Harga gandum terus meningkat



JAKARTA. Harga gandum dunia nampaknya belum berhenti menanjak. Bahkan, harga transaksi kembali memecahkan rekor baru. Berdasarkan data Bloomberg (24/1), harga gandum untuk pengiriman Maret 2011 di Chicago Board of Trade (CBOT) berada di US$ 8,3325 per bushel atau sekitar Rp 2.757 per kg (1 bushel = 27,2 kg dan kurs Rp 9.000 per US$). Harga ini tertingginya sepanjang 2011.

Kenaikan harga terjadi karena turunnya produksi di negara produsen gandum. Departemen Pertanian Amerika Serikat (USDA) menyebutkan, produksi gandum periode 2010-2011 hanya mencapai 646 juta ton. Padahal di periode yang sama, konsumsi gandum dunia diperkirakan naik 2% menjadi 665 juta ton.

Tren produksi gandum sudah cenderung turun sejak tahun 2008. Data dari Intenational Grain Council (IGC) menunjukkan, produksi gandum dunia tahun 2009-2010 mencapai 677 juta ton, dengan konsumsi 650 juta ton. Artinya di masa itu terjadi surplus gandum sebesar 27 juta ton. Padahal di tahun 2008-2009, produksi 686 juta ton sementara konsumsinya hanya sebesar 638 juta ton sehingga ada surplus 48 juta ton.


Ketua Umum Asosiasi Produsen Tepung Terigu Indonesia (Aptindo) Franciscus Welirang mengatakan, sumber defisit gandum dunia itu terjadi karena gangguan produksi akibat cuaca yang melanda negara produsen gandum. Pria yang akrab dipanggil Franky ini mencontohkan, kekeringan dan cuaca panas di Rusia telah menurunkan 33% produksi gandum negara itu menjadi 41,5 juta ton.

Begitu juga dengan Australia yang menderita akibat cuaca. Produksi gandum Negeri Kanguru tersebut terganggu akibat hujan yang melanda. "Curah hujan tinggi menurunkan mutu gandum di Australia," ujar Franky, Senin (24/1).

Harga terigu ikut naik

Akibat gangguan produksi harga gandum dunia melambung. Otomatis, harga tepung terigu juga ikutan naik. Januari tahun ini harga gandum jenis gandum kualitas protein tertinggi berada di harga US$ 328 per ton. Harga ini naik 50,4% dibanding dengan harga nya di Januari 2010 yang sebesar US$ 218 per ton.

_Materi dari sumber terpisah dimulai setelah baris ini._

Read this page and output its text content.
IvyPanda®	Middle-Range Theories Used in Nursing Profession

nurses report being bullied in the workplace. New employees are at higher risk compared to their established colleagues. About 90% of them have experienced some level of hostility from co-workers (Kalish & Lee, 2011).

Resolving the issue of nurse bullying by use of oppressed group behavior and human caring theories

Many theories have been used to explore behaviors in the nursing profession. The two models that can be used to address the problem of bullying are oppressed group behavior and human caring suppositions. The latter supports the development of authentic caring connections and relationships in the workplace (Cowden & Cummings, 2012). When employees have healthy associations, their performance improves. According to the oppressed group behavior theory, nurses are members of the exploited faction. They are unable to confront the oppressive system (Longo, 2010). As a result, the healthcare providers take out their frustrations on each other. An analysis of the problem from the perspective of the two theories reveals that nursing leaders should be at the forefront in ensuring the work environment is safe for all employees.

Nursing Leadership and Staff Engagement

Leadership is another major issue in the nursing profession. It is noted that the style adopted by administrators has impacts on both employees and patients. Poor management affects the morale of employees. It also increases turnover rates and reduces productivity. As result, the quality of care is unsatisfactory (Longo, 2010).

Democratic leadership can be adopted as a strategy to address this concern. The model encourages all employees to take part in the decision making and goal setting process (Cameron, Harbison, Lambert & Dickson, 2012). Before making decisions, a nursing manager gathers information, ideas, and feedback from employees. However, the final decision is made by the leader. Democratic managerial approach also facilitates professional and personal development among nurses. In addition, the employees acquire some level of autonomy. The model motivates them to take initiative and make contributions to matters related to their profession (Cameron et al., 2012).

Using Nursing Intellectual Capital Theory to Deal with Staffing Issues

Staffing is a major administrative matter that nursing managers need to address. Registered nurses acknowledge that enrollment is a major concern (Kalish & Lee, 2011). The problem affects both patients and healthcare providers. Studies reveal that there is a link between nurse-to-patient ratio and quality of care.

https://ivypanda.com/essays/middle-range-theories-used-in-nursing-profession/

Sementara di dalam negeri, masalah serupa juga terjadi. Harga terigu juga cenderung meningkat. "Kenaikan harga gandum pasti akan berimbas pada kenaikan harga tepung terigu," jelas Franky. Namun dia mengaku belum bisa merinci kenaikan harga terigu di dalam negeri.

Adapun Direktur Eksekutif Aptindo Ratna Sari Loppies mengatakan, kenaikan harga tepung terigu tergantung pada kebijakan masing-masing produsen tepung terigu. "Setiap industrinya memiliki kebijakan sendiri-sendiri," ujarnya.

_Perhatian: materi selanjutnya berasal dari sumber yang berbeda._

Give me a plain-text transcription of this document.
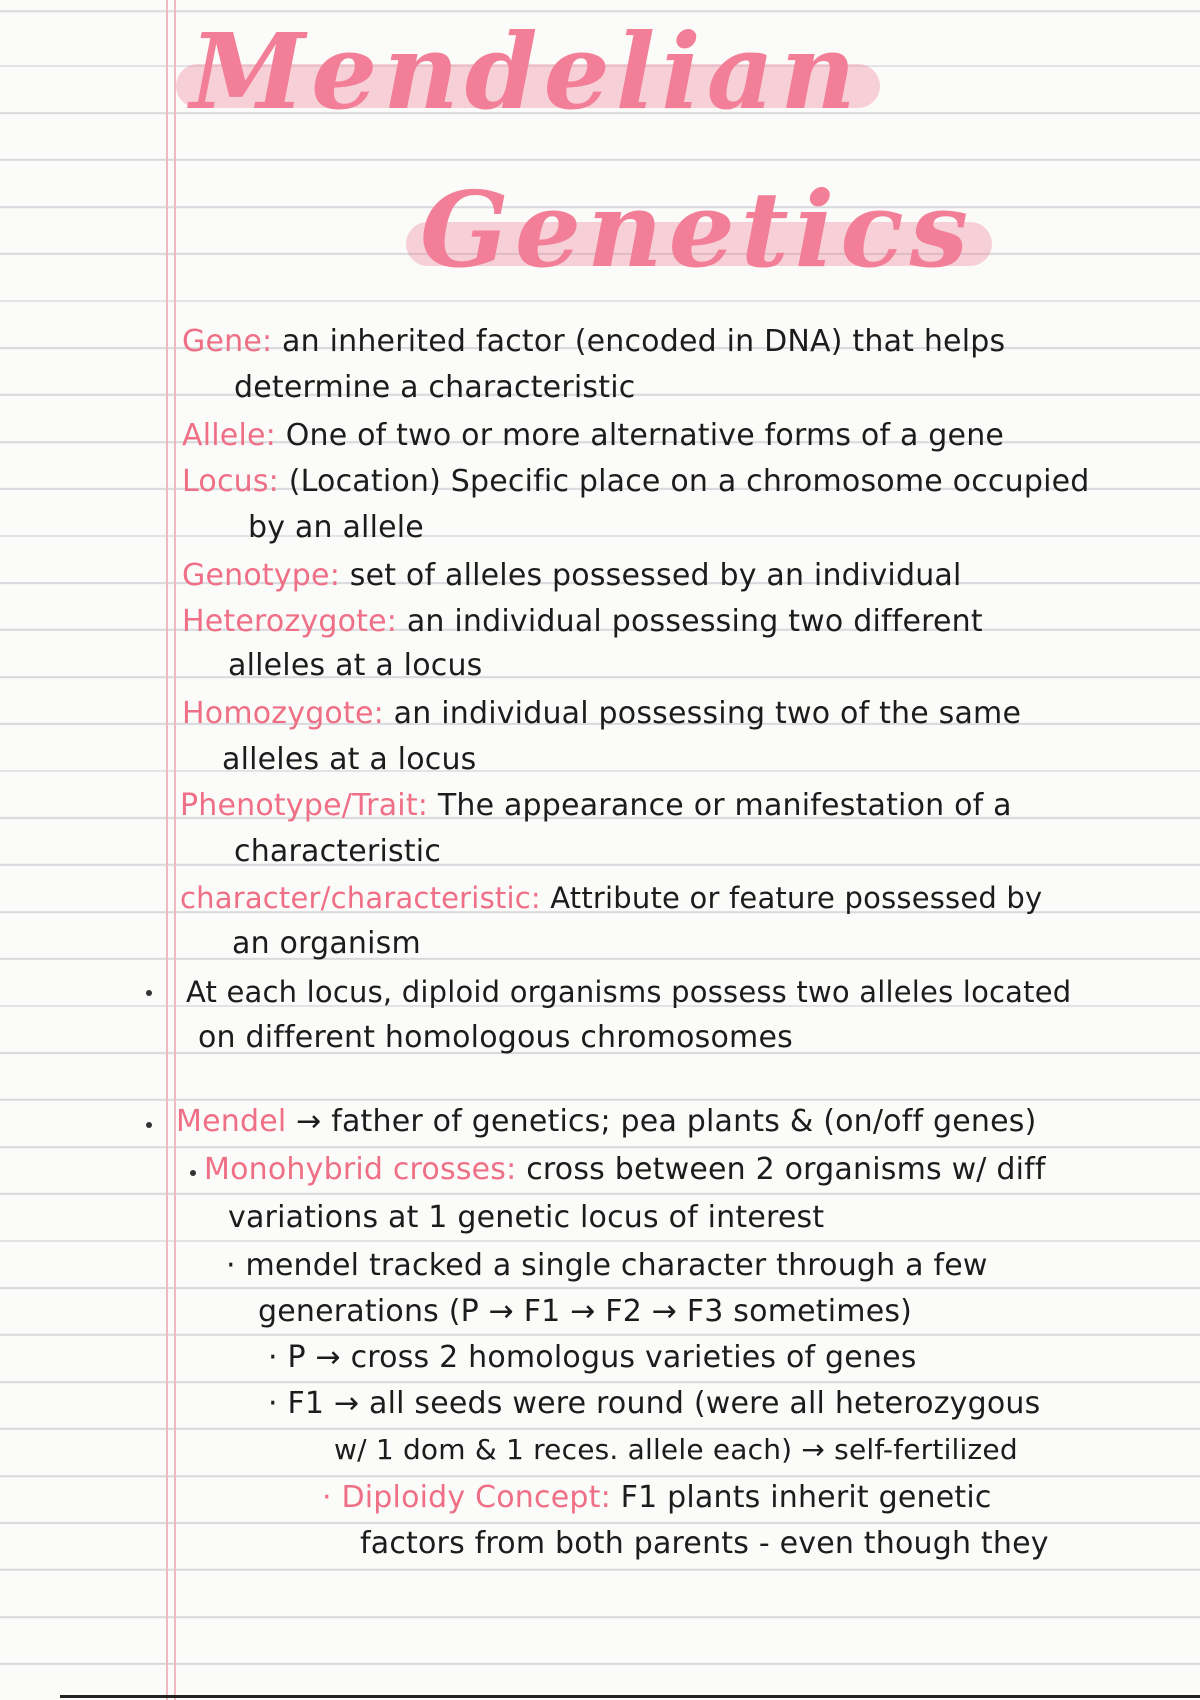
Mendelian
Genetics
Gene: an inherited factor (encoded in DNA) that helps
determine a characteristic
Allele: One of two or more alternative forms of a gene
Locus: (Location) Specific place on a chromosome occupied
by an allele
Genotype: set of alleles possessed by an individual
Heterozygote: an individual possessing two different
alleles at a locus
Homozygote: an individual possessing two of the same
alleles at a locus
Phenotype/Trait: The appearance or manifestation of a
characteristic
character/characteristic: Attribute or feature possessed by
an organism
At each locus, diploid organisms possess two alleles located
on different homologous chromosomes
Mendel → father of genetics; pea plants & (on/off genes)
Monohybrid crosses: cross between 2 organisms w/ diff
variations at 1 genetic locus of interest
· mendel tracked a single character through a few
generations (P → F1 → F2 → F3 sometimes)
· P → cross 2 homologus varieties of genes
· F1 → all seeds were round (were all heterozygous
w/ 1 dom & 1 reces. allele each) → self-fertilized
· Diploidy Concept: F1 plants inherit genetic
factors from both parents - even though they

Namun Ratna yakin, jika ada yang menaikkan harga tepung terigu, maka mereka akan menaikkan harga secara perlahan atau bertahap. Ia menambahkan, kenaikan harga mempertimbangkan daya beli UKM yang menggunakan terigu sebagai bahan baku. "Jika ada yang menaikkan harga, kenaikannya itu mempertimbangkan daya beli," jelasnya.

Sebagian pelaku usaha, imbuh Ratna, ada yang memutuskan tidak menaikkan harga. Ratna mencontohkan, saat harga gandum internasional masih di posisi US$ 200 per ton, harga tepung terigu merek Segitiga Biru sekitar Rp 150.000 per sak. Harga ini tidak berubah saat harga gandum dunia diatas US$ 300 per ton.

"Banyak strategi yang dilakukan agar terigu tak langsung naik," jelas Ratna. Strategi yang dilakukan oleh industri agar tidak menaikan harga itu beragam. Salah satunya adalah melakukan pembelian secara borongan di saat harga belum naik.

Pembelian ini banyak dilakukan produsen i tepung terigu dalam negeri sebelum bulan September 2010. Sehingga, ketika harga gandum naik di bulan September, mereka masih memiliki stok gandum dengan harga lama. "Sejak September sampai sekarang, belum ada kenaikan harga jual," klaim Ratna.

Kalangan industri terigu, menurut Ratna, berusaha menahan harga agar pasar mereka tidak berpaling. Sehingga, kalaupun mereka menaikkan harga, maka kenaikan harga tersebut tidak akan setinggi kenaikan harga gandum di pasar dunia.